The previous code shows the values for the log-transformed area, the number of species, also log-transformed and the predicted values according to the regression equation: lsp = larea*(0.35837) - 0.13566 .  These means that the predicted number of species for an area of 11.94 is 4.144, on the logarithmic scale.   The values returned by predict() are always located on the regression line.

A simple scatterplot and regression line can be produced with the following commands:

plot(larea, lsp)


The predict() command calculates confidence intervals for the predicted values.


predict(mod1, interval="confidence")

       fit       lwr      upr
1 4.144421 3.2690777 5.019765
2 3.330367 2.8114190 3.849315
3 2.969864 2.5052945 3.434434
4 2.953751 2.4891850 3.418317
5 3.229522 2.7355129 3.723531
6 2.588300 2.0681003 3.108500
7 1.514710 0.4952322 2.534188

The previous code shows how to compute confidence intervals for larea values in the regression model (i.e. mod1).  By adding the option interval= “confidence”, lower (lwr) and upper (upr) confidence intervals are computed alongside fitted values.  By default 95% confidence intervals are calculated, if you require higher confidence the level=0.99 may be used.  We could plot these confidence intervals on top of the previous figure, by storing the results of the predict command on an object and then using the lines() command:


a <- predict(mod1, interval="confidence")

lines(larea, a[,2], lty=2)

lines(larea, a[,3], lty=2)


This graph seems a bit “choppy” and this effect is due to having few data points in the regression.  We can solve this problem by predicting a larger number of values and their corresponding confidence intervals.  This should result in smoother confidence interval lines.  To do this we need to create a vector with a large number of values in the range of the original x-variable (i.e. larea).  We then use these new values to calculate predicted values (which we wont use) and their confidence intervals to plot them as curves.

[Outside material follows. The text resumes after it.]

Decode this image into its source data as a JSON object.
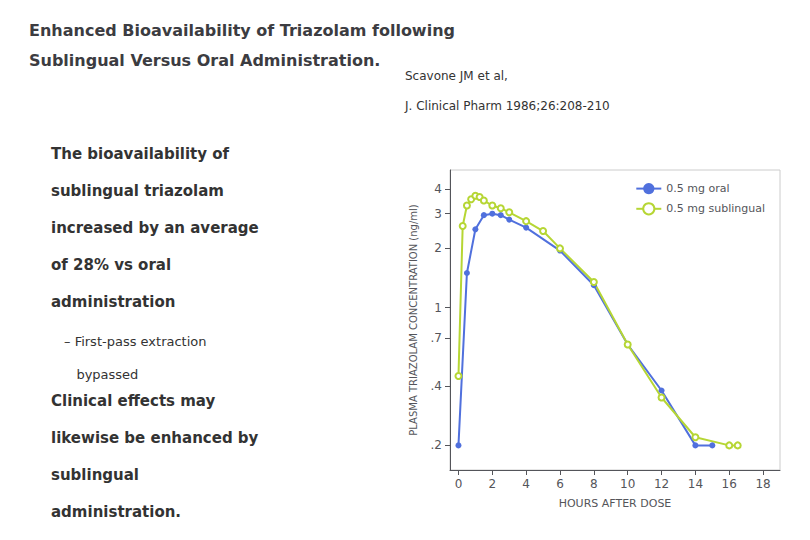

newx <- seq(min(larea), max(larea), 0.1)

a <- predict(mod1, newdata=data.frame(larea=newx), interval="confidence")


Now, these two last commands require a detailed explanation.  the first one creates a  sequence starting on larea’s minimum value, ending on its maximum value taking 0.1 steps.  The newx vector contains a total of 74 values.

The second command calculates predicted y-values for newx.  In order to accomplish this we need to tell R to use newx as a new set of data and use it as if it were larea.  This is accomplished by the option: newdata=data.frame(larea=newx)

It is very important, that we use the same name as the x-variable in the model (i.e. larea in mod1), otherwise R will complain about vectors of different size.  Now, the only thing left to do is to redo the plot and add the lines:



lines(newx,a[,2], lty=3)

lines(newx,a[,3], lty=3)

It is very important to use newx in the lines() command otherwise the length of vectors will not match. 



the lines in this final graph are a lot smoother.